И тогда Вальтер Матерн поездом прибыл в Лангфур, дабы лично удостовериться, жив ли еще наш Харрас. Внезапно и как ни в чем не бывало, словно с его последнего визита минуло несколько дней, а не месяцев, он появился в столярном дворе, одетый с иголочки — английский бостон, красная гвоздика в петлице, короткая стрижка — и пьяный в дым. Всякую осторожность он оставил либо в поезде, либо еще где, на колени перед Харрасом не становился, словечко не шипел и не скрежетал, а начал орать его на весь двор. При этом он имел в виду не только нашего Харраса — всем соседям в окнах, нашим подмастерьям, машинному мастеру и моему отцу оно теперь надолго запомнилось, словечко это. Вот почему все мигом в своих трехкомнатных квартирах попрятались. Подмастерья все шпингалеты на окнах позадвигали. Машинный мастер дисковую пилу запустил. Отец к фрезе встал. Никому это словечко слышать не хотелось. Август Покрифке мешал столярный клей.
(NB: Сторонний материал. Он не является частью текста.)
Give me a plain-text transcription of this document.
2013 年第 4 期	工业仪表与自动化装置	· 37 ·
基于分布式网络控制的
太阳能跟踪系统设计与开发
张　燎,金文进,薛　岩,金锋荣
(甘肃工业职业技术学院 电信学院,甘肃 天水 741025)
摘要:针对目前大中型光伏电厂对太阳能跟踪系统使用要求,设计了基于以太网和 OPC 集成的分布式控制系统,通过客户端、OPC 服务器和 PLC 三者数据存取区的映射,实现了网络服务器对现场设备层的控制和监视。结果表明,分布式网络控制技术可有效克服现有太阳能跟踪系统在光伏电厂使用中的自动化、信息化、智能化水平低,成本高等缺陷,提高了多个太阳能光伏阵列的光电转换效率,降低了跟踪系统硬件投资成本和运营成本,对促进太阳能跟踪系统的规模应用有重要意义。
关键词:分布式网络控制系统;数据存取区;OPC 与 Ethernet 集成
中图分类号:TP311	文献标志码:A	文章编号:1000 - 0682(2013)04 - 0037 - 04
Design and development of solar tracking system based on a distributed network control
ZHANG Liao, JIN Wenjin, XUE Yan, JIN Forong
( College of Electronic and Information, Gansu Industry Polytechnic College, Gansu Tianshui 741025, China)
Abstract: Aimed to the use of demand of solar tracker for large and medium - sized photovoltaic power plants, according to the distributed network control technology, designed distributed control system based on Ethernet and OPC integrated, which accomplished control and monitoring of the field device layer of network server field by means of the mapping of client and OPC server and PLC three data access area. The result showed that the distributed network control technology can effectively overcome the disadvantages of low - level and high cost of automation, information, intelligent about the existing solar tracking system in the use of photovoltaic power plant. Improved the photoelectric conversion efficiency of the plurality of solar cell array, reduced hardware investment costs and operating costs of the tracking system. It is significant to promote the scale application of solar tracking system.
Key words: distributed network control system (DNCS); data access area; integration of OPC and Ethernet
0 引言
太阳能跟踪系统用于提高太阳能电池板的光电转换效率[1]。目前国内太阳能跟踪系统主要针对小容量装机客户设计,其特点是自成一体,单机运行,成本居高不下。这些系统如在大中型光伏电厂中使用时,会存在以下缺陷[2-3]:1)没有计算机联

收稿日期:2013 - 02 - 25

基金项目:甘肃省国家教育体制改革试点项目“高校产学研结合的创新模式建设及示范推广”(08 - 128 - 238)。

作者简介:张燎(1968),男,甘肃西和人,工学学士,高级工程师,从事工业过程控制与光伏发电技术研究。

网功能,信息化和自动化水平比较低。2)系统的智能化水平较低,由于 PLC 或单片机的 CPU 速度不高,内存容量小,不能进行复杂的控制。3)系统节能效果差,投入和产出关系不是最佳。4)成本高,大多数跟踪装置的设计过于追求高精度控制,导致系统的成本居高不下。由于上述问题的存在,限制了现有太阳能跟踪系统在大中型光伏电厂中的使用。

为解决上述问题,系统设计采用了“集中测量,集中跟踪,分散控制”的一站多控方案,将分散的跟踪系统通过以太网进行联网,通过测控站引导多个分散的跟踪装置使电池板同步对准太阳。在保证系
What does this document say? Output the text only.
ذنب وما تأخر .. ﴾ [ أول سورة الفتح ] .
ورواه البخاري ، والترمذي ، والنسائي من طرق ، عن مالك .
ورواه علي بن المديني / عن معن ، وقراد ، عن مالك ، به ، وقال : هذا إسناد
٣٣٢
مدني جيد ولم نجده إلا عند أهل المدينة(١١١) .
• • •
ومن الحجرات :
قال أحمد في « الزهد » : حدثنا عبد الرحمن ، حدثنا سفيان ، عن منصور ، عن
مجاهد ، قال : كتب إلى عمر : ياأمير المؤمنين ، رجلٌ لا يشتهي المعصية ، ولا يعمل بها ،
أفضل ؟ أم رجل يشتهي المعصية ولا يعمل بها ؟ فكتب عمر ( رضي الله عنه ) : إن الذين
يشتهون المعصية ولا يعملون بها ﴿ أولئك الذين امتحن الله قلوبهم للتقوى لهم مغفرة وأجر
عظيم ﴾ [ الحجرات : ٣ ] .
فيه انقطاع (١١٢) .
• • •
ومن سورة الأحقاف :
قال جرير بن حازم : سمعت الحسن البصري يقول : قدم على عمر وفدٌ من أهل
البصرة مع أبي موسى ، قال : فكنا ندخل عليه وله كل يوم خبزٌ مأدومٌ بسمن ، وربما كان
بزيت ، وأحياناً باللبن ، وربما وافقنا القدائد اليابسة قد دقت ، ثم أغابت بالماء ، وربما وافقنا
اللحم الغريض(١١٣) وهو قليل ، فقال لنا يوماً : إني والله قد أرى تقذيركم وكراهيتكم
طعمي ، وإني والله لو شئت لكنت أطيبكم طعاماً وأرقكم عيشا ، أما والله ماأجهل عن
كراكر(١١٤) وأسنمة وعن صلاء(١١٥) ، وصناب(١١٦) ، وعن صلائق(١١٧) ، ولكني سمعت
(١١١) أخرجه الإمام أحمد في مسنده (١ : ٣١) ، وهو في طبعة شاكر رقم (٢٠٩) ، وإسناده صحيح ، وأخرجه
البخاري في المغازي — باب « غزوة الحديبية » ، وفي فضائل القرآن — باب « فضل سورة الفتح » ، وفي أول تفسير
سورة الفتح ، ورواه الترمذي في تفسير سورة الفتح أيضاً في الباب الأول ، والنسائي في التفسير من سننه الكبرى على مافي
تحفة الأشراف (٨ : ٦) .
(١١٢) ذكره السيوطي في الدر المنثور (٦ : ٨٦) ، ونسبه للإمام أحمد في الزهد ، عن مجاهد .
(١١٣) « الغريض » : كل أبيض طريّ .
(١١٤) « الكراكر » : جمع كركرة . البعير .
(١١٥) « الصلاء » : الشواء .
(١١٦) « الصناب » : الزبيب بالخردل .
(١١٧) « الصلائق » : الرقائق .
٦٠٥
А нашему Харрасу, который во дворе остался, Вальтер Матерн сказал:
— Ах ты черная католическая свинья! — Уж он в тот день выблевал все, что у него наболело. — Ах ты нацистская католическая свинья! Да я из тебя собачьи котлеты сделаю! Доминиканец[262]! Христианин собачий! Я уже двадцать два года собакой живу[263], а для бессмертья ничего…[264] ну, погоди!
Фельзнер-Имбс подошел к буйному молодому человеку, который, надрываясь, силился переорать фрезу и пилу, взял его за рукав и отвел к себе в музыкальную гостиную, где налил ему чаю.
Во многих квартирах, в мастерской и в машинном цехе взвешивались формулировки заявлений в полицию; но никто так на него и не донес.
Дорогая Тулла!
С мая тридцать девятого по седьмое июня тридцать девятого Вальтер Матерн просидел в подвалах полицейского президиума в Дюссельдорфе в камере предварительного заключения.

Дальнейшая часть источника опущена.